Ölen vatandaşlarımıza Allah’tan rahmet diliyorum. Ülke olarak hepimizin utancı olduğunu düşünüyorum!
Gezi ile ilgili çok şey var ancak yazının daha fazla uzamasını istemiyorum. Olimpiyatlar ile bağlayıp sonlandıracağım.
Maalesef olimpiyatları finalde kaybettik. Ülkemiz adına bizleri temsil eden, emek harcayan tüm herkese teşekkür ederim. 35 milyon nüfusa sahip teknoloji merkezi Japonya’nın göz bebeği Tokyo’ya kaybetmiş olmak büyük bir gurur.
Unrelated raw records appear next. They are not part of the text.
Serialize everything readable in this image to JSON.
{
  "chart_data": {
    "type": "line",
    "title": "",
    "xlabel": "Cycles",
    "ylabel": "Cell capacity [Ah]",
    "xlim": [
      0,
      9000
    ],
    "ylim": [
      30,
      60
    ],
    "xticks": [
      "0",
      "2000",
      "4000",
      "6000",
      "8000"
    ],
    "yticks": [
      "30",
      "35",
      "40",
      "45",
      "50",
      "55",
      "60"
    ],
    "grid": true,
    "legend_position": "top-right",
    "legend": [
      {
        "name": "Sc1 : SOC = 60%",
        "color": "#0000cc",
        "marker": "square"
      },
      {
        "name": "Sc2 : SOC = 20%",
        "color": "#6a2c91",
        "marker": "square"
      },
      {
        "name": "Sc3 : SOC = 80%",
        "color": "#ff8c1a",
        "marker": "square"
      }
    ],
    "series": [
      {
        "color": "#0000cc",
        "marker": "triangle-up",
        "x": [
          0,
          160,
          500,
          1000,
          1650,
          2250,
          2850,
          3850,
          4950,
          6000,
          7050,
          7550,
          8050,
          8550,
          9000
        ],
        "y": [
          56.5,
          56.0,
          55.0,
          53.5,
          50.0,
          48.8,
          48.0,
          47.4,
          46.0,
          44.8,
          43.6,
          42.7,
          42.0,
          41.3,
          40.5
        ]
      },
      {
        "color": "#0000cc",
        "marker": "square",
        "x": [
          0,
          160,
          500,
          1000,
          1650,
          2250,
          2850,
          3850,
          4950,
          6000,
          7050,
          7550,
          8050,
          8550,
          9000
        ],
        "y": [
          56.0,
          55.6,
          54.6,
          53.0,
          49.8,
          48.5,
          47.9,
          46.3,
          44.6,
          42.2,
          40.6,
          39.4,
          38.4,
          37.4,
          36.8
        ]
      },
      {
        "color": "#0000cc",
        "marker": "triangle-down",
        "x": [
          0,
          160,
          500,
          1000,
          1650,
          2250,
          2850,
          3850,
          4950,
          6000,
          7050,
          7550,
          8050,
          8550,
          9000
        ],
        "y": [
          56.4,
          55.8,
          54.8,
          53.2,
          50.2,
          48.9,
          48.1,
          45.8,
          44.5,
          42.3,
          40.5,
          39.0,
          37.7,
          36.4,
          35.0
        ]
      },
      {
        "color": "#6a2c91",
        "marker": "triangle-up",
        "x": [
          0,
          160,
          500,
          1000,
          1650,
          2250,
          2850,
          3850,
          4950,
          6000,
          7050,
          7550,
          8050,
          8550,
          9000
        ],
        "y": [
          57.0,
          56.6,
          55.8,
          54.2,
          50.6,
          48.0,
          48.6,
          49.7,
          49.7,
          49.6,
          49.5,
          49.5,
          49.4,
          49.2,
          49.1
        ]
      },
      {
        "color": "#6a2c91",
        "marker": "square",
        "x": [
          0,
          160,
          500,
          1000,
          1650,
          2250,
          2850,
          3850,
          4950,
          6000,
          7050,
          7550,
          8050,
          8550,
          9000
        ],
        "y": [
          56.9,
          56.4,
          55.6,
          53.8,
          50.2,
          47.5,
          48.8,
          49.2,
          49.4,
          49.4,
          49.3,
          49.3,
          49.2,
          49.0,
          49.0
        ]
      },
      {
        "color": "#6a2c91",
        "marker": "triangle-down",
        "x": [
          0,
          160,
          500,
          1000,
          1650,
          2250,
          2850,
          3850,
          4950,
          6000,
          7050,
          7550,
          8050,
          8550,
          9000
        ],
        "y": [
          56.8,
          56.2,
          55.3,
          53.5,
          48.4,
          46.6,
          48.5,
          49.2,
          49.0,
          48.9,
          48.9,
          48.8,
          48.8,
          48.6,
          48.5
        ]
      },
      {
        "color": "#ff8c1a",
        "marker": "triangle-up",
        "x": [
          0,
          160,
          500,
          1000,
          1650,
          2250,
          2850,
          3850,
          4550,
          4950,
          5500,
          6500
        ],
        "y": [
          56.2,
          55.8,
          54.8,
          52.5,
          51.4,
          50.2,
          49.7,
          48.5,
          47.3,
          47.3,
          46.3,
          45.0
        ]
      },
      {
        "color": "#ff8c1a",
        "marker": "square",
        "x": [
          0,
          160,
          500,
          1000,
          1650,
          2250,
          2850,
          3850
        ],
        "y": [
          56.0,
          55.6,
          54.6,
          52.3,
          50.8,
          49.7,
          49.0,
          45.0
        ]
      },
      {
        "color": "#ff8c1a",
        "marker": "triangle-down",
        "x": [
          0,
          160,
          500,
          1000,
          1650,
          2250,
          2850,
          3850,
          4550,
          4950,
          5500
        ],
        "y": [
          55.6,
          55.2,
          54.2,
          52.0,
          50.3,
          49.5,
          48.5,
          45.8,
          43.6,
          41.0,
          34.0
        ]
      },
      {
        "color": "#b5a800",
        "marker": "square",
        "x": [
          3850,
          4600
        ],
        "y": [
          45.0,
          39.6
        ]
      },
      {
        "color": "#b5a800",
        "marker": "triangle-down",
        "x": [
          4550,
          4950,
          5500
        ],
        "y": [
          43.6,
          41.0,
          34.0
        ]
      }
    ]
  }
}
Bu duruma sevinenler ne yazık ki akıl tutulması yaşıyorlar. Ekonomik açıdan eleştirip de sevinenleri bir nebze anlarım, ki buna da verilecek yanıtlar var. İkna olacaklarını da düşünüyorum. Ancak bayram havasında kutlayanların, Erk’in yenilgisi olarak görenlerin büyük bir yanlış içinde oldukları çok açık ve nettir. Birileri mutlaka uyandırmalı!
Yazılacak pek çok nokta var ancak toparlamak isterim:
- Swoboda‘nın Kemal Kılıçdaroğlu‘na randevu vermemesine sevinmek = Olimpiyatları alamamıza sevinmek.
(Kılıçdaroğlu: “Erdoğan=Esad” dediği için randevu verilmedi. Bu benzetme kabul edilir bir şey değil ancak yabancıyı ilgilendirmez, ben ülkemin insanını savunurum.) - Atılması gereken pek çok adım var. Az laf çok iş ile hep birlikte huzura kavuşacağımızı düşünüyorum.
- “Biz yaptık.” söylemi yerine “Hep birlikte yaptık” söylemi kullanılmalı.
- Güzide ülkemizin selayeti için herkes sorumlu davranmalı.
- Kimse siyasi görüşünden dolayı ayrıştırılmamalı, hakarete uğramamalı.
- Hatalarımızı kabul edebilmeliyiz, özür dilemek erdemdir.
- Ve bu ülke hepimizin, birlikte yaşayabilmeliyiz…
Hiçbir insan terörist/kötü olarak doğmaz. Onu terörist/kötü yapan bizleriz!